Banner image: Drop weight impact chamber.

Crash testing cars is generally simple and pretty inexpensive…but underwater vehicles– with massive price tags and complex engineering –need a different approach.

A world-first facility that will be used to simulate for underwater vehicles what crash testing does for cars has opened at the University of Tasmania’s Australian Maritime College (AMC).

The Underwater Collision Research Facility (UCRF) is a joint development between Defence Science and Technology (DST) and the AMC, which will be used to simulate the collision of underwater vehicles under laboratory-controlled conditions.

At the centre of the UCRF is a large, drop-weight impact test machine that will smash custom designed and floodable scale models of vessel components and sections.

Facility manager and AMC project lead Roberto Ojeda said the UCRF would allow researchers to study the complex fluid-structure interactions at play in underwater collisions in controlled laboratory conditions.

The presence of water changes everything. And when you’re dealing with underwater vehicles, the water isn’t just around the vessel, it’s within it, which means, under impact, these structures behave very differently to structures colliding in dry environments.

Facility manager and AMC project lead Roberto Ojeda.

“Understanding how structures respond to these events allows us to better assess risks and to mitigate them through design.”

DST lead collaborator, Bernard Phelps, added that in order for the technical risks involved in underwater collisions to be properly quantified, the assessment methods used must be validated to prove their suitability for use in such circumstances.
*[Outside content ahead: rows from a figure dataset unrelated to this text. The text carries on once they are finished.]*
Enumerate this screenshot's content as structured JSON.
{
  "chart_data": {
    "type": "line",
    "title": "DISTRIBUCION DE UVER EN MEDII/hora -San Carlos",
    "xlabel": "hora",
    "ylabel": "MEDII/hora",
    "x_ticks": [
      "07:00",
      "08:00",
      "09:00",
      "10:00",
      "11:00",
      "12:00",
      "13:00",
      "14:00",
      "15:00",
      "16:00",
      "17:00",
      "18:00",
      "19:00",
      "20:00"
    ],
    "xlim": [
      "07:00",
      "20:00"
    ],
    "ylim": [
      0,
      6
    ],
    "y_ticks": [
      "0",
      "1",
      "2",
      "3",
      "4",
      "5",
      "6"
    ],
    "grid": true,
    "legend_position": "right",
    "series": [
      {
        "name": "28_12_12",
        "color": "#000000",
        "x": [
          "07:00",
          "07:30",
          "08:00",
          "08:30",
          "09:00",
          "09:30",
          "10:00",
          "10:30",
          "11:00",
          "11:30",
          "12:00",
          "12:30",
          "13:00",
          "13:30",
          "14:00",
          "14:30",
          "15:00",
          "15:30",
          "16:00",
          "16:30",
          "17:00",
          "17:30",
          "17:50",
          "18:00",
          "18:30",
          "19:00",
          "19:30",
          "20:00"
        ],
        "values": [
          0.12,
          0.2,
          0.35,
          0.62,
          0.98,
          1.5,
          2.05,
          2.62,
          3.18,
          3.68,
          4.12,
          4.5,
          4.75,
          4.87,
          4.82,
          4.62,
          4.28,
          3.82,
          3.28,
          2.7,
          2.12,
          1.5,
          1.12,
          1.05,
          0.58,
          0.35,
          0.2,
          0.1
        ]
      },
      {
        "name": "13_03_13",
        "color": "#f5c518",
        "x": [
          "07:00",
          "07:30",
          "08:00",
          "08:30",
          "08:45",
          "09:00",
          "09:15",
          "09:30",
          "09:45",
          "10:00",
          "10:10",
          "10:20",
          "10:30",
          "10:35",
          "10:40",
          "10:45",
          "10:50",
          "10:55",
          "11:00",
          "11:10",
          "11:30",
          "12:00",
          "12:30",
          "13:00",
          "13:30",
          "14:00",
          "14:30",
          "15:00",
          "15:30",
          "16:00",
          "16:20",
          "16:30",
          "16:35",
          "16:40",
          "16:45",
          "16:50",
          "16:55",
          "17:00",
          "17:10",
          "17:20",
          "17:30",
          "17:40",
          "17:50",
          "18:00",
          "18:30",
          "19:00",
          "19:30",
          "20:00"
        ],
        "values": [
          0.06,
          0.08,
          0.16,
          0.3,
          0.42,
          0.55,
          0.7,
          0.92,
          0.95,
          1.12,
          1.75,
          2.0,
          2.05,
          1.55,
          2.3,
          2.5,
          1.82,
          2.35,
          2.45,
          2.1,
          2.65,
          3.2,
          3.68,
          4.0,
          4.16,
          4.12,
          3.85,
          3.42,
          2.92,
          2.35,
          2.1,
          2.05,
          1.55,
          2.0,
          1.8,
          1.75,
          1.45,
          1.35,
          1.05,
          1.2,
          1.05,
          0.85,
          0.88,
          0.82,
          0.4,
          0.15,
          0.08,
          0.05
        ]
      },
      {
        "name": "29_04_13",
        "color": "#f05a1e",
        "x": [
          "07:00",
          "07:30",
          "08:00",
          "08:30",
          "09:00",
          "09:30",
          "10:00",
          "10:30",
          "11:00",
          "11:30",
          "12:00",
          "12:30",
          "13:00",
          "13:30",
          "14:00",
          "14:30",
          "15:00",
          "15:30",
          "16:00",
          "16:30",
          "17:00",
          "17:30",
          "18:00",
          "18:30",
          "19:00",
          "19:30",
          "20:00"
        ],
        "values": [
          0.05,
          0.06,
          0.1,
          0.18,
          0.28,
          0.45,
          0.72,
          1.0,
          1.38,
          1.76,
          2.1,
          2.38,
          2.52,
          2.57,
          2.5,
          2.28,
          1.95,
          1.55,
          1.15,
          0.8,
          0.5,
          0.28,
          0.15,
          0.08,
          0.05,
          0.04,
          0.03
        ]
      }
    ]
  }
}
The UCRF is a unique facility that will enable the essential empirical results, that are needed to provide this validation.

The UCRF could also play a role in:

  • Collision and design assessment of autonomous underwater vehicles (AUV’s) including those substantially constructed of composites
  • Shock qualification tests for equipment used on naval platforms
  • Support to offshore industry, such as in relation to pipelines and offshore structures subjected to impacts.

The UCRF will be a centrepiece of the University of Tasmania’s Maritime Defence Innovation and Design Precinct (MDIDP), which will be developed at the AMC’s Newnham campus.

University of Tasmania Vice-Chancellor Professor Rufus Black said the facility added to an existing suite of maritime research facilities which are the most advanced in the Southern Hemisphere.

“We are committed to making a technical contribution to the development of Australia’s sovereign naval ship building program commensurate with our role as the national maritime institution,” Professor Black said.

The opening of this new facility builds on the historic strengths of the University and the AMC and illustrates the impact – literally and figuratively – Tasmanian science and engineering can have on meeting national challenges.

University of Tasmania Vice-Chancellor Professor Rufus Black.

Australian Maritime College Principal Michael van Balen AO said the UCRF would advance AMC’s aim for the MDIDP to become an integral part of the national Defence Network.

“The UCRF will add innovative research knowhow to the work already done at our unique research facilities to advance defence and defence industry requirements,” Mr van Balen said.

“The research will enable Defence to operate ships and submarines in the most operationally safe and effective manner.”